L’auteur comblé par le prix Goncourt reçu en 1994 pour son livre Un aller simple  fait revenir sur terre en 2023 quelques-uns de ses personnages du vingtième siècle. Imaginant qu’il était mort en 1996, son personnage majeur Jacques Lormeau réapparaît avec le dessein de retrouver son épouse Fabienne, son fils Lucien, sa nouvelle fille Morgane et quelques maîtresses qui avaient été siennes. Pour quelles raisons cette résurrection littéraire ? S’il faut en croire Didier van Cauwelaert, Jacques Lormeau est déterré à sa grande surprise, sa succession réglée mais retrouve soudain des problèmes qu’il n’attendait pas.

Points forts

Que l’on connaisse ou non ses écrits antérieurs, le style de Didier van Cauwelaert, ses mots, son humour, ses connaissances aiguisent d’emblée aussi bien son passé littéraire que ses livres les plus récents. Les prix successifs qui l’ont honoré en disent long sur sa carrière littéraire qui comprend plus d’une trentaine de romans, six essais et six pièces de théâtre. Un éventail superbe qui se plaît à jouer la carte revue et corrigée du « me too » dans La vie absolue, son tout dernier roman où le franglais a sa place. 

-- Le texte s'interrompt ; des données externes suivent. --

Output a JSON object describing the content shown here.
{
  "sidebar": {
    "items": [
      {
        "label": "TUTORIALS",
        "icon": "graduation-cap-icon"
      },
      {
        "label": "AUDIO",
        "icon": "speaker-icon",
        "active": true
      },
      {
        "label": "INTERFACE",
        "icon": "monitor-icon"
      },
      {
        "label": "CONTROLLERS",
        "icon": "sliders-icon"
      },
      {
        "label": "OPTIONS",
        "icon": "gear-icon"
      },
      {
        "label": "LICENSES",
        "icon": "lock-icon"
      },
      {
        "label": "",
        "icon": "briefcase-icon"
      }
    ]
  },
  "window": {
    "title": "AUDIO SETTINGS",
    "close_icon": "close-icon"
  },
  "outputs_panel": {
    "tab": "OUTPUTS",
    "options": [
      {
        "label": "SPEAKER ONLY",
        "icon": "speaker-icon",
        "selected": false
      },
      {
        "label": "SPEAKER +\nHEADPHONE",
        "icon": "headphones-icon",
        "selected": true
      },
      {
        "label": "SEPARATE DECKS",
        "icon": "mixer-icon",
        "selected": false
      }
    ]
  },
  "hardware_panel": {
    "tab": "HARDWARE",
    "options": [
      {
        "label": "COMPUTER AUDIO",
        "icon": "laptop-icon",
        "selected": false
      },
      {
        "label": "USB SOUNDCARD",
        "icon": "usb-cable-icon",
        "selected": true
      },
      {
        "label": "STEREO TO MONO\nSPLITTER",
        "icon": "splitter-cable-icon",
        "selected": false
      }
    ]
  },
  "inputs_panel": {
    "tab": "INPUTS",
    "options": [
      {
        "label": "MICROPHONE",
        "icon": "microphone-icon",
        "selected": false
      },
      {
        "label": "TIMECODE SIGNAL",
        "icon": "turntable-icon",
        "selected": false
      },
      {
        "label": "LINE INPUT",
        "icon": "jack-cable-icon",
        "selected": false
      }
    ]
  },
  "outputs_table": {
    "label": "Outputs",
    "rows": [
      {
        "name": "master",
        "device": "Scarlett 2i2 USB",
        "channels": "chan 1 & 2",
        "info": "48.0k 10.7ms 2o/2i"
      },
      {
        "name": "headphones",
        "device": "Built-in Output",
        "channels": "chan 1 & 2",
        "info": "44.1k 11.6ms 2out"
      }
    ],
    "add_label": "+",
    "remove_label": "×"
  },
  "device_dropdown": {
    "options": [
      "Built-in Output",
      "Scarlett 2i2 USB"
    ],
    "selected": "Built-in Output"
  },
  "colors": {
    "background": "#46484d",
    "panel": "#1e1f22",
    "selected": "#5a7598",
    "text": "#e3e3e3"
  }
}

« Dans son open space empli du silence de ses programmateurs sous Earpods, Lucien attend dix secondes avant d’écouter le message. Il le repasse deux fois, trois fois...Un de ses geeks l'appelle à la rescousse pour un problème sur un test de pénétration » (p. 174)

Quelques réserves

  • Dans l’hypothèse où certains lecteurs ne seraient pas encore accros au franglais, en voici quelques extraits dans le même chapitre que celui qui précède : 

« - Tu es là pour montrer au client les faiblesses de sa sécurité, pas pour tomber dans le piège. 
Ben justement, j’ai trouvé une faille. 
- C’est un honeypot, ta faille.  
- Ah merde.
Ton pentest t’a fait glisser pile dans le pot de miel. Regarde le système est en train de t’identifier pendant que tu penses t’y introduire en douce . »  (p.174-175)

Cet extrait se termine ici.